陈宫凝视着地图上不断缩小的防线,忽然想起年轻时与曹操煮酒论英雄的场景。那时的曹孟德,眼中尚有匡扶汉室的赤诚,哪像如今这般老谋深算。“立刻派人去并州,联络马腾余部。”他的声音沙哑如破锣,“同时收缩防线,将粮草辎重集中到黎阳渡口,我们...还有最后一线生机。”
夜色渐深,苏羽悄悄离开钟繇的营地,在一处隐秘的山谷里见到了等候多时的神秘人。月光透过树冠洒在那人玄色的衣袍上,勾勒出腰间若隐若现的青铜令牌——那是曹营密探的标志。
“做的不错。”神秘人将一袋金饼推到苏羽面前,“回去告诉钟繇,许昌城门的钥匙,我们已经准备好了。”
苏羽接过金饼,心中泛起一阵冷笑。他不过是曹操手中的棋子,用吹捧迷惑钟繇,诱使他做出错误的判断。而钟繇还浑然不觉,正做着挟天子以令诸侯的春秋大梦。
当钟繇的大军抵达许昌城下时,城门果然大开。他望着城头飘扬的汉旗,心中涌起一阵狂喜,却没注意到暗处闪过的寒光。就在大军进城的刹那,城门两侧突然杀出无数曹军伏兵,箭矢如雨点般倾泻而下。钟繇这才惊觉中计,可此时退路已被截断,三万铁骑陷入了重重包围。
“苏羽!你竟敢骗我!”钟繇挥舞着长剑,在乱军之中嘶声怒吼。然而回应他的,只有苏羽冰冷的眼神和曹军将士的喊杀声。

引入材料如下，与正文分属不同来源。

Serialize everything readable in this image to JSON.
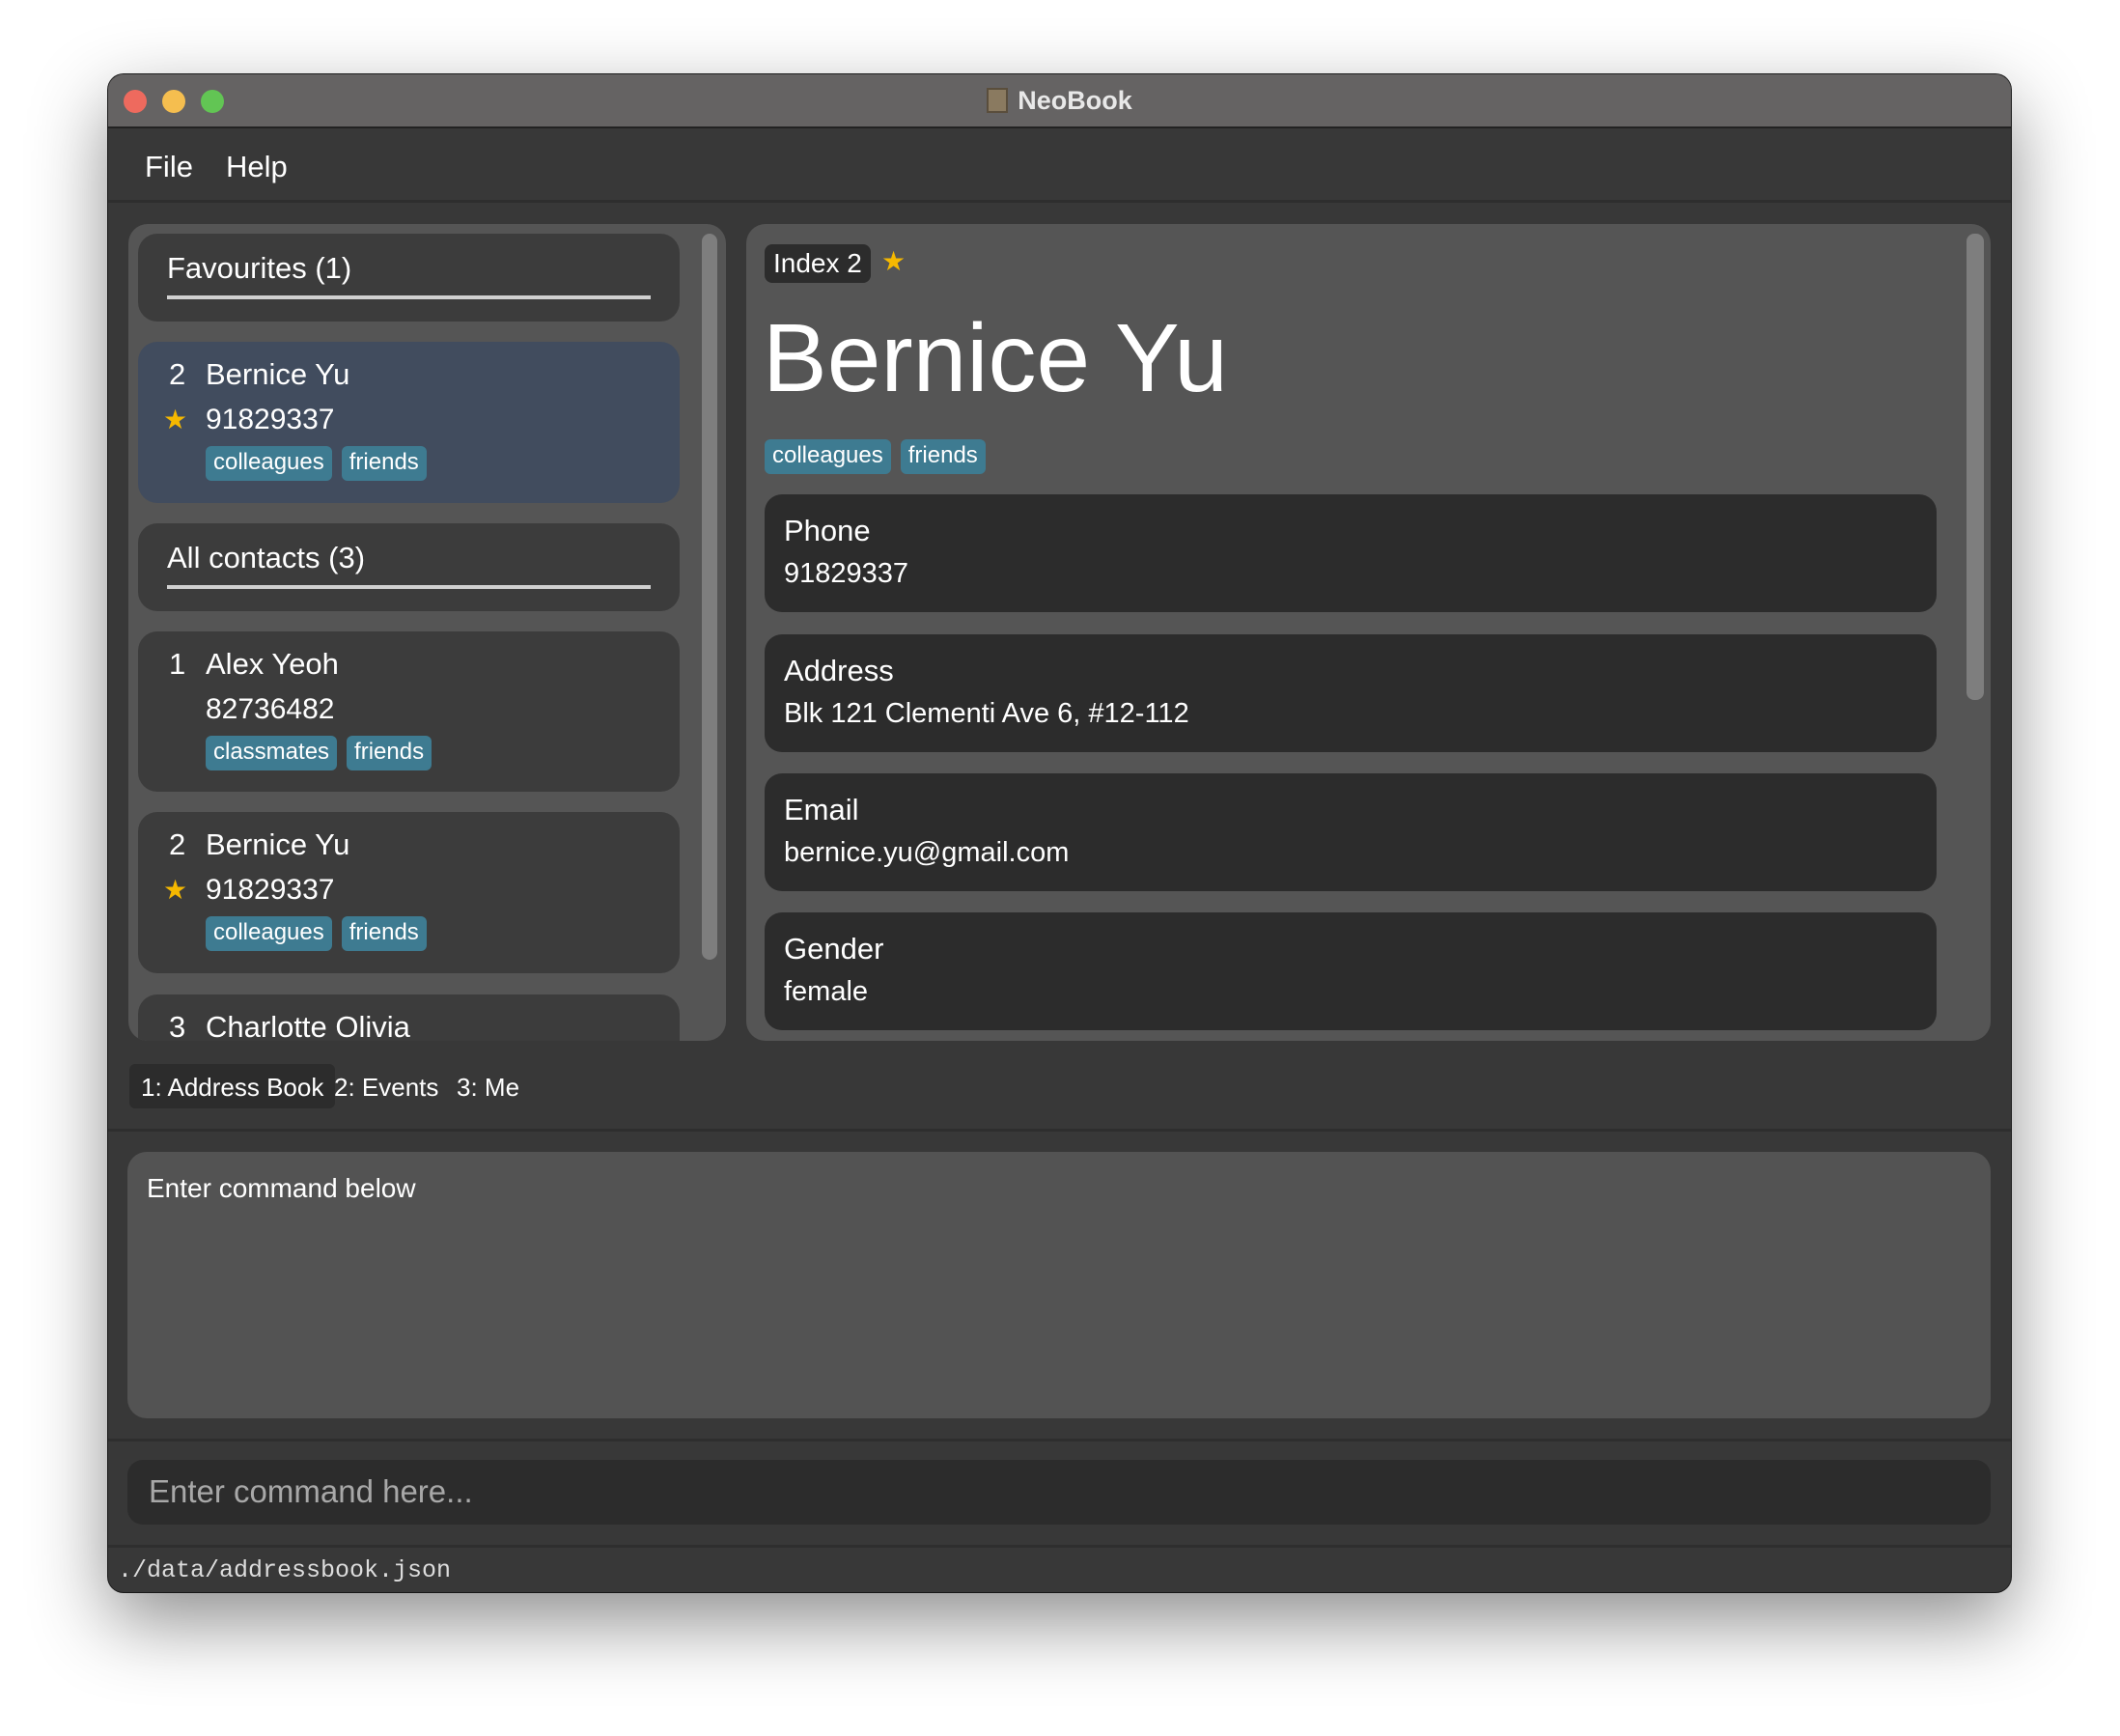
{
  "window": {
    "title": "NeoBook",
    "controls": {
      "close": "#ee6a5e",
      "minimize": "#f5be4f",
      "maximize": "#62c554"
    }
  },
  "menu": [
    "File",
    "Help"
  ],
  "list": {
    "favourites_header": "Favourites (1)",
    "favourites": [
      {
        "index": "2",
        "name": "Bernice Yu",
        "phone": "91829337",
        "favourite": true,
        "tags": [
          "colleagues",
          "friends"
        ]
      }
    ],
    "all_header": "All contacts (3)",
    "contacts": [
      {
        "index": "1",
        "name": "Alex Yeoh",
        "phone": "82736482",
        "favourite": false,
        "tags": [
          "classmates",
          "friends"
        ]
      },
      {
        "index": "2",
        "name": "Bernice Yu",
        "phone": "91829337",
        "favourite": true,
        "tags": [
          "colleagues",
          "friends"
        ]
      },
      {
        "index": "3",
        "name": "Charlotte Olivia"
      }
    ]
  },
  "detail": {
    "index_label": "Index 2",
    "favourite": true,
    "name": "Bernice Yu",
    "tags": [
      "colleagues",
      "friends"
    ],
    "fields": [
      {
        "label": "Phone",
        "value": "91829337"
      },
      {
        "label": "Address",
        "value": "Blk 121 Clementi Ave 6, #12-112"
      },
      {
        "label": "Email",
        "value": "bernice.yu@gmail.com"
      },
      {
        "label": "Gender",
        "value": "female"
      }
    ]
  },
  "tabs": [
    {
      "label": "1: Address Book",
      "active": true
    },
    {
      "label": "2: Events"
    },
    {
      "label": "3: Me"
    }
  ],
  "result": {
    "text": "Enter command below"
  },
  "command": {
    "placeholder": "Enter command here..."
  },
  "status": {
    "path": "./data/addressbook.json"
  },
  "colors": {
    "tag": "#3e7b91",
    "selected_card": "#414c5e",
    "star": "#f5b800"
  }
}
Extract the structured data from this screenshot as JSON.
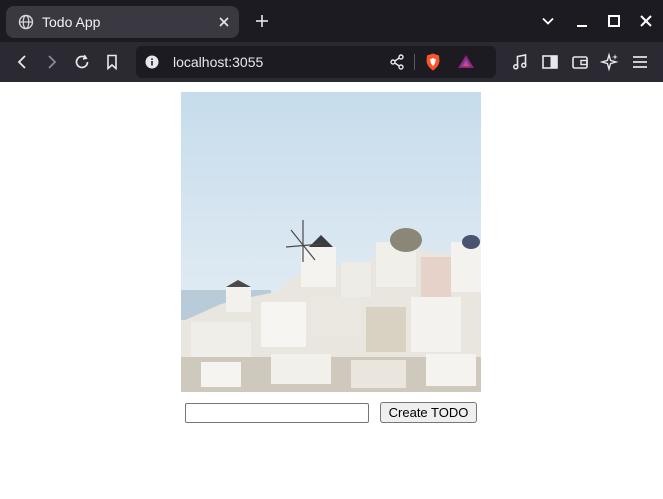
{
  "browser": {
    "tab": {
      "title": "Todo App",
      "favicon_icon": "globe-icon",
      "close_icon": "close-icon"
    },
    "new_tab_icon": "plus-icon",
    "window_controls": [
      "chevron-down-icon",
      "minimize-icon",
      "maximize-icon",
      "close-icon"
    ],
    "toolbar": {
      "nav_icons": [
        "back-icon",
        "forward-icon",
        "reload-icon",
        "bookmark-icon"
      ],
      "url": "localhost:3055",
      "url_icons": [
        "info-icon",
        "share-icon",
        "brave-shield-icon",
        "rewards-icon"
      ],
      "right_icons": [
        "media-icon",
        "sidebar-icon",
        "wallet-icon",
        "leo-ai-icon",
        "menu-icon"
      ]
    },
    "colors": {
      "tabbar_bg": "#1c1b22",
      "toolbar_bg": "#2b2a33",
      "brave_orange": "#fb542b"
    }
  },
  "page": {
    "image": {
      "description_icon": "santorini-photo",
      "sky_color": "#d3e3ef"
    },
    "form": {
      "input_value": "",
      "input_placeholder": "",
      "button_label": "Create TODO"
    }
  }
}
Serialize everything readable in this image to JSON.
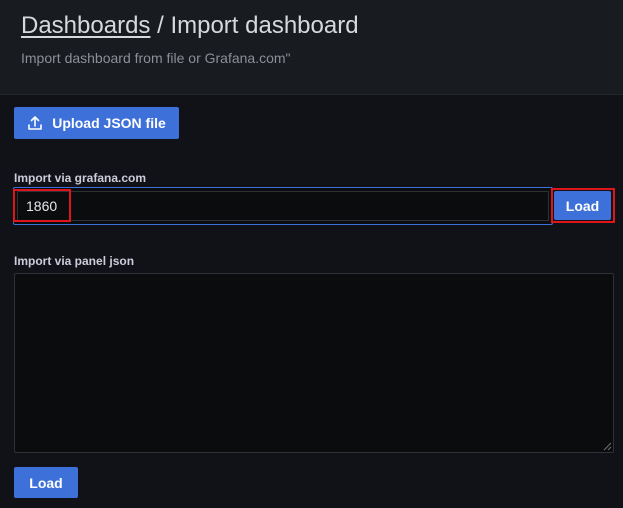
{
  "header": {
    "breadcrumb_link": "Dashboards",
    "separator": " / ",
    "page_title": "Import dashboard",
    "subtitle": "Import dashboard from file or Grafana.com\""
  },
  "upload": {
    "label": "Upload JSON file",
    "icon": "upload-icon"
  },
  "grafana_import": {
    "label": "Import via grafana.com",
    "value": "1860",
    "load_label": "Load"
  },
  "panel_json": {
    "label": "Import via panel json",
    "value": "",
    "load_label": "Load"
  },
  "colors": {
    "accent": "#3d71d9",
    "highlight": "#e0141b",
    "background": "#111217",
    "header_bg": "#181b1f"
  }
}
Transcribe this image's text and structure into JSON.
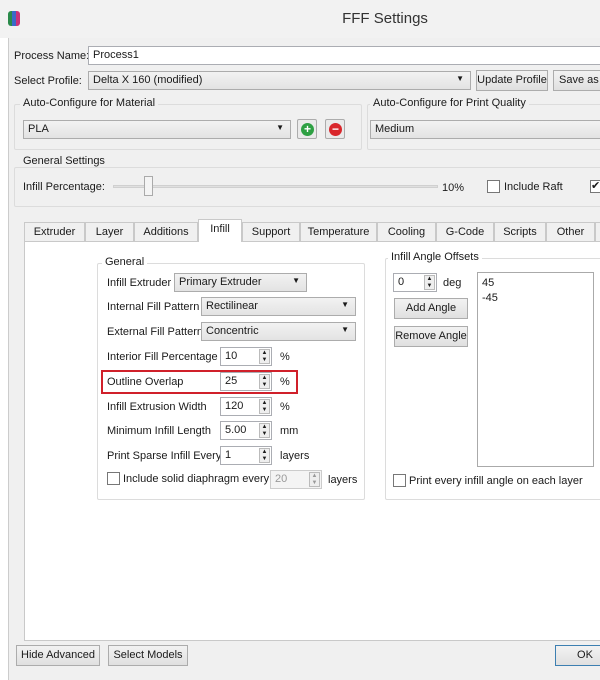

消息传到冀州,陈宫望着手中的战报,忽然剧烈咳嗽起来,指缝间渗出点点猩红。他终究还是低估了曹操,也高估了钟繇的野心。如今钟繇兵败,冀州联军失去了最大的助力,而曹操的下一个目标,必然是他们。
“备马。”陈宫抹去嘴角的血迹,“我要亲自去一趟黎阳渡口。”他知道,这或许是他们最后的机会。如果能守住渡口,等待援军到来,或许还能与曹操一战。
然而,曹操却没有给他这个机会。就在陈宫前往黎阳的途中,乐进率领的曹军轻骑突袭了联军的粮道。一时间,冀州大地上火光冲天,喊杀声震彻云霄。沮宗的军队在断粮的困境下,军心大乱,被曹军打得节节败退。
当陈宫赶到黎阳渡口时,只见渡口已被曹军占领,战船在江面上一字排开,如同一道不可逾越的屏障。他望着滔滔江水,心中涌起一阵悲凉。曾经,他也想辅佐明主,匡扶汉室,可如今,却落得如此下场。
“先生,快走!”亲兵拉着他就要离开,却被陈宫甩开。他整理了一下衣袍,缓缓走向江边的悬崖。身后,是越来越近的曹军喊杀声;眼前,是奔流不息的黄河水。这一刻,他仿佛又回到了年轻的时候,那个与曹操纵论天下的夜晚。
“孟德,你终究还是赢了。”陈宫轻声呢喃,然后纵身一跃,消失在了汹涌的波涛之中。
而在曹操的大帐里,捷报不断传来。荀彧看着意气风发的曹操,欲言又止。他知道,这场胜利不过是曹操称霸路上的一个驿站,未来,还有更多的战争和阴谋在等着他们。
“文若,”曹操突然开口,打断了他的思绪,“派人去安抚钟繇的残部,再给沮宗送封信,劝他投降。”他望向冀州的方向,眼神中透着志得意满,“天下大势,终究是要归于我曹孟德的!”